Critically ill patients with nosocomial infections caused by A. baumannii resistant to all antibiotics except colistin in a medical intensive care unit. Diagnosis of infection was based on clinical data and isolation of bacteria. The bacterial susceptibilities to colistin were tested. Clinical response to colistin+rifampicin was evaluated.

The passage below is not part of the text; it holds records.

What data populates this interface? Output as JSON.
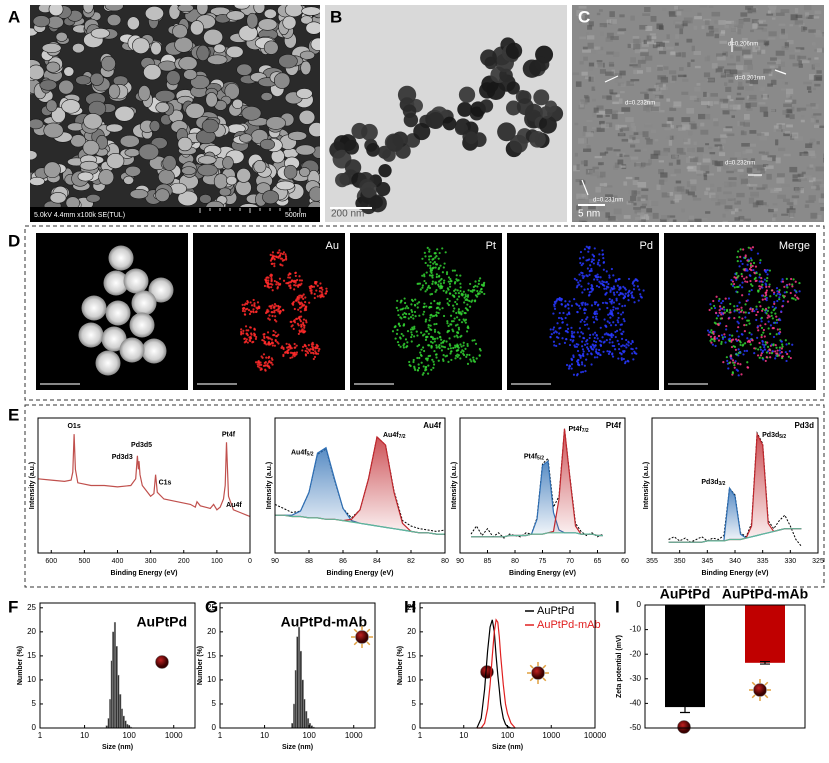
{
  "panels": [
    {
      "label": "A",
      "caption": "5.0kV 4.4mm x100k SE(TUL)",
      "scale_bar": "500nm"
    },
    {
      "label": "B",
      "scale_bar": "200 nm"
    },
    {
      "label": "C",
      "scale_bar": "5 nm",
      "annotations": [
        "d=0.206nm",
        "d=0.201nm",
        "d=0.232nm",
        "d=0.232nm",
        "d=0.231nm"
      ]
    },
    {
      "label": "D",
      "channels": [
        "Au",
        "Pt",
        "Pd",
        "Merge"
      ]
    },
    {
      "label": "E"
    },
    {
      "label": "F"
    },
    {
      "label": "G"
    },
    {
      "label": "H"
    },
    {
      "label": "I"
    }
  ],
  "chart_data": [
    {
      "type": "line",
      "x_label": "Binding Energy (eV)",
      "y_label": "Intensity (a.u.)",
      "x": [
        640,
        600,
        560,
        540,
        535,
        531,
        527,
        520,
        480,
        440,
        400,
        360,
        345,
        340,
        337,
        335,
        332,
        325,
        300,
        290,
        285,
        280,
        260,
        220,
        180,
        165,
        160,
        150,
        120,
        110,
        100,
        90,
        80,
        75,
        71,
        65,
        50,
        30,
        10,
        0
      ],
      "series": [
        {
          "color": "#c0504d",
          "values": [
            55,
            54,
            53,
            54,
            60,
            88,
            62,
            52,
            50,
            50,
            49,
            50,
            55,
            72,
            62,
            68,
            58,
            50,
            42,
            44,
            58,
            45,
            40,
            38,
            36,
            34,
            38,
            35,
            33,
            36,
            32,
            34,
            40,
            50,
            82,
            42,
            32,
            30,
            28,
            27
          ]
        }
      ],
      "xlim": [
        640,
        0
      ],
      "xticks": [
        600,
        500,
        400,
        300,
        200,
        100,
        0
      ],
      "ylim": [
        0,
        100
      ],
      "annotations": [
        {
          "text": "O1s",
          "x": 531
        },
        {
          "text": "Pd3d5",
          "x": 335
        },
        {
          "text": "Pd3d3",
          "x": 345
        },
        {
          "text": "C1s",
          "x": 285
        },
        {
          "text": "Pt4f",
          "x": 71
        },
        {
          "text": "Au4f",
          "x": 84
        }
      ]
    },
    {
      "type": "line",
      "title": "Au4f",
      "x_label": "Binding Energy (eV)",
      "y_label": "Intensity (a.u.)",
      "x": [
        90,
        89.5,
        89,
        88.5,
        88,
        87.5,
        87,
        86.5,
        86,
        85.5,
        85,
        84.5,
        84,
        83.5,
        83,
        82.5,
        82,
        81.5,
        81,
        80.5,
        80
      ],
      "series": [
        {
          "color": "#000000",
          "dash": true,
          "values": [
            36,
            33,
            30,
            31,
            45,
            73,
            77,
            54,
            33,
            26,
            32,
            55,
            86,
            80,
            46,
            24,
            20,
            18,
            17,
            16,
            17
          ]
        },
        {
          "color": "#2e6fb5",
          "fill": 3,
          "values": [
            28,
            28,
            28,
            31,
            45,
            74,
            78,
            55,
            33,
            24,
            22,
            21,
            20,
            19,
            18,
            17,
            16,
            15,
            15,
            14,
            14
          ]
        },
        {
          "color": "#c0272d",
          "fill": 3,
          "values": [
            28,
            28,
            27,
            27,
            26,
            26,
            25,
            25,
            24,
            25,
            32,
            55,
            86,
            80,
            45,
            22,
            16,
            15,
            15,
            14,
            14
          ]
        },
        {
          "color": "#5fb89a",
          "values": [
            28,
            28,
            27,
            27,
            26,
            26,
            25,
            25,
            24,
            23,
            22,
            21,
            20,
            19,
            18,
            17,
            16,
            15,
            15,
            14,
            14
          ]
        }
      ],
      "xlim": [
        90,
        80
      ],
      "xticks": [
        90,
        88,
        86,
        84,
        82,
        80
      ],
      "ylim": [
        0,
        100
      ],
      "annotations": [
        {
          "text": "Au4f",
          "sub": "5/2",
          "x": 87.5
        },
        {
          "text": "Au4f",
          "sub": "7/2",
          "x": 84
        }
      ]
    },
    {
      "type": "line",
      "title": "Pt4f",
      "x_label": "Binding Energy (eV)",
      "y_label": "Intensity (a.u.)",
      "x": [
        88,
        87,
        86,
        85,
        84,
        83,
        82,
        81,
        80,
        79,
        78,
        77,
        76,
        75,
        74,
        73,
        72,
        71,
        70,
        69,
        68,
        67,
        66,
        65,
        64
      ],
      "series": [
        {
          "color": "#000000",
          "dash": true,
          "values": [
            14,
            20,
            13,
            18,
            12,
            15,
            11,
            14,
            13,
            12,
            15,
            14,
            26,
            66,
            70,
            34,
            42,
            92,
            56,
            22,
            16,
            13,
            15,
            12,
            14
          ]
        },
        {
          "color": "#2e6fb5",
          "fill": 3,
          "values": [
            12,
            12,
            12,
            12,
            12,
            12,
            12,
            13,
            13,
            13,
            13,
            14,
            25,
            65,
            68,
            30,
            17,
            15,
            15,
            15,
            14,
            14,
            14,
            13,
            13
          ]
        },
        {
          "color": "#c0272d",
          "fill": 3,
          "values": [
            12,
            12,
            12,
            12,
            12,
            12,
            12,
            13,
            13,
            13,
            13,
            14,
            14,
            14,
            15,
            16,
            40,
            92,
            55,
            20,
            14,
            14,
            14,
            13,
            13
          ]
        },
        {
          "color": "#5fb89a",
          "values": [
            12,
            12,
            12,
            12,
            12,
            12,
            12,
            13,
            13,
            13,
            13,
            14,
            14,
            14,
            15,
            15,
            15,
            15,
            15,
            15,
            14,
            14,
            14,
            13,
            13
          ]
        }
      ],
      "xlim": [
        90,
        60
      ],
      "xticks": [
        90,
        85,
        80,
        75,
        70,
        65,
        60
      ],
      "ylim": [
        0,
        100
      ],
      "annotations": [
        {
          "text": "Pt4f",
          "sub": "5/2",
          "x": 74
        },
        {
          "text": "Pt4f",
          "sub": "7/2",
          "x": 71
        }
      ]
    },
    {
      "type": "line",
      "title": "Pd3d",
      "x_label": "Binding Energy (eV)",
      "y_label": "Intensity (a.u.)",
      "x": [
        352,
        351,
        350,
        349,
        348,
        347,
        346,
        345,
        344,
        343,
        342,
        341,
        340,
        339,
        338,
        337,
        336,
        335,
        334,
        333,
        332,
        331,
        330,
        329,
        328
      ],
      "series": [
        {
          "color": "#000000",
          "dash": true,
          "values": [
            10,
            12,
            9,
            11,
            8,
            10,
            12,
            9,
            11,
            10,
            13,
            48,
            43,
            15,
            12,
            22,
            89,
            81,
            24,
            18,
            24,
            28,
            20,
            10,
            5
          ]
        },
        {
          "color": "#2e6fb5",
          "fill": 3,
          "values": [
            8,
            8,
            8,
            8,
            8,
            8,
            8,
            9,
            9,
            9,
            9,
            48,
            42,
            14,
            11,
            12,
            13,
            14,
            15,
            16,
            17,
            18,
            18,
            18,
            18
          ]
        },
        {
          "color": "#c0272d",
          "fill": 3,
          "values": [
            8,
            8,
            8,
            8,
            8,
            8,
            8,
            9,
            9,
            9,
            9,
            10,
            10,
            10,
            11,
            20,
            88,
            80,
            22,
            16,
            17,
            18,
            18,
            18,
            18
          ]
        },
        {
          "color": "#5fb89a",
          "values": [
            8,
            8,
            8,
            8,
            8,
            8,
            8,
            9,
            9,
            9,
            9,
            10,
            10,
            10,
            11,
            12,
            13,
            14,
            15,
            16,
            17,
            18,
            18,
            18,
            18
          ]
        }
      ],
      "xlim": [
        355,
        325
      ],
      "xticks": [
        355,
        350,
        345,
        340,
        335,
        330,
        325
      ],
      "ylim": [
        0,
        100
      ],
      "annotations": [
        {
          "text": "Pd3d",
          "sub": "3/2",
          "x": 341
        },
        {
          "text": "Pd3d",
          "sub": "5/2",
          "x": 336
        }
      ]
    },
    {
      "type": "histogram",
      "title": "AuPtPd",
      "x_label": "Size (nm)",
      "y_label": "Number (%)",
      "bins": [
        30,
        33,
        36,
        39,
        42,
        46,
        50,
        55,
        60,
        66,
        72,
        79,
        87,
        95,
        105,
        115
      ],
      "values": [
        0.5,
        2,
        6,
        14,
        20,
        22,
        17,
        11,
        7,
        4,
        2.5,
        1.5,
        0.8,
        0.4,
        0.2
      ],
      "color": "#333333",
      "xlog": true,
      "xlim": [
        1,
        3000
      ],
      "xticks": [
        1,
        10,
        100,
        1000
      ],
      "ylim": [
        0,
        26
      ],
      "yticks": [
        0,
        5,
        10,
        15,
        20,
        25
      ]
    },
    {
      "type": "histogram",
      "title": "AuPtPd-mAb",
      "x_label": "Size (nm)",
      "y_label": "Number (%)",
      "bins": [
        40,
        44,
        48,
        52,
        57,
        62,
        68,
        75,
        82,
        90,
        99,
        109,
        120,
        132
      ],
      "values": [
        1,
        5,
        12,
        19,
        21,
        16,
        10,
        6,
        3.5,
        2,
        1,
        0.5,
        0.2
      ],
      "color": "#333333",
      "xlog": true,
      "xlim": [
        1,
        3000
      ],
      "xticks": [
        1,
        10,
        100,
        1000
      ],
      "ylim": [
        0,
        26
      ],
      "yticks": [
        0,
        5,
        10,
        15,
        20,
        25
      ]
    },
    {
      "type": "line",
      "x_label": "Size (nm)",
      "y_label": "Number (%)",
      "xlog": true,
      "x": [
        20,
        25,
        30,
        35,
        40,
        45,
        50,
        55,
        60,
        65,
        70,
        80,
        90,
        100,
        120,
        150
      ],
      "series": [
        {
          "name": "AuPtPd",
          "color": "#000000",
          "values": [
            0,
            2,
            8,
            16,
            21,
            22.5,
            20,
            15,
            11,
            8,
            5,
            2,
            0.8,
            0.3,
            0,
            0
          ]
        },
        {
          "name": "AuPtPd-mAb",
          "color": "#e02020",
          "values": [
            0,
            0,
            1,
            4,
            9,
            15,
            20,
            22.5,
            22,
            19,
            15,
            9,
            5,
            3,
            1,
            0
          ]
        }
      ],
      "xlim": [
        1,
        10000
      ],
      "xticks": [
        1,
        10,
        100,
        1000,
        10000
      ],
      "ylim": [
        0,
        26
      ],
      "yticks": [
        0,
        5,
        10,
        15,
        20,
        25
      ],
      "legend": "upper right"
    },
    {
      "type": "bar",
      "y_label": "Zeta potential (mV)",
      "categories": [
        "AuPtPd",
        "AuPtPd-mAb"
      ],
      "values": [
        -41.5,
        -23.5
      ],
      "errors": [
        2.2,
        0.5
      ],
      "colors": [
        "#000000",
        "#c00000"
      ],
      "ylim": [
        -50,
        0
      ],
      "yticks": [
        0,
        -10,
        -20,
        -30,
        -40,
        -50
      ]
    }
  ]
}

Twenty-six patients (43.58+/-18.29 years, Acute Physiology and Chronic Health Evaluation II Score (APACHE II): 6.35+/-2.99), of whom 16 cases of nosocomial pneumonia treated by aerosolized colistin (1x10(6) IU three times/day) associated with intravenous rifampicin (10 mg/kg every 12h), nine cases of bacteraemia treated by intravenous colistin (2x10(6)IU three times/day) associated with intravenous rifampicin (10 mg/kg every 12h) in which three cases associated with ventilator associated pneumonia and one case of nosocomial meningitis treated by intrathecal use of colistin associated with intravenous rifampicin. The clinical evolution was favourable for all ill patients. Concerning side effects, we have noticed a moderate hepatic cytolysis in three patients.
This is the first clinical report of colistin combined with rifampicin for treatment of A. baumannii infection. Despite the lack of a control group and the limited number of patients, the results seem to be encouraging.
多重耐药鲍曼不动杆菌引起的医院感染发病率增加,促使人们将一些较老的抗菌药物联合应用于该菌种。我们开展了本观察性研究,以评估静脉注射和雾化吸入多粘菌素联合利福平治疗多重耐药鲍曼不动杆菌引起的医院感染重症患者的疗效。
在一个内科重症监护病房中,患有由除多粘菌素外对所有抗生素均耐药的鲍曼不动杆菌引起的医院感染的重症患者。根据临床数据和细菌分离情况进行感染诊断。检测细菌对多粘菌素的敏感性。评估对多粘菌素+利福平的临床反应。
26例患者(年龄43.58±18.29岁,急性生理与慢性健康状况评分系统II(APACHE II)评分:6.35±2.99),其中16例医院获得性肺炎患者接受雾化吸入多粘菌素(1×10⁶ IU,每日3次)联合静脉注射利福平(10 mg/kg,每12小时1次)治疗,9例菌血症患者接受静脉注射多粘菌素(2×10⁶ IU,每日3次)联合静脉注射利福平(10 mg/kg,每12小时1次)治疗,其中3例合并呼吸机相关性肺炎,1例医院获得性脑膜炎患者接受鞘内注射多粘菌素联合静脉注射利福平治疗。所有患者的临床病情均呈好转趋势。关于副作用,我们注意到3例患者出现中度肝细胞溶解。
这是多粘菌素联合利福平治疗鲍曼不动杆菌感染的首份临床报告。尽管缺乏对照组且患者数量有限,但结果似乎令人鼓舞。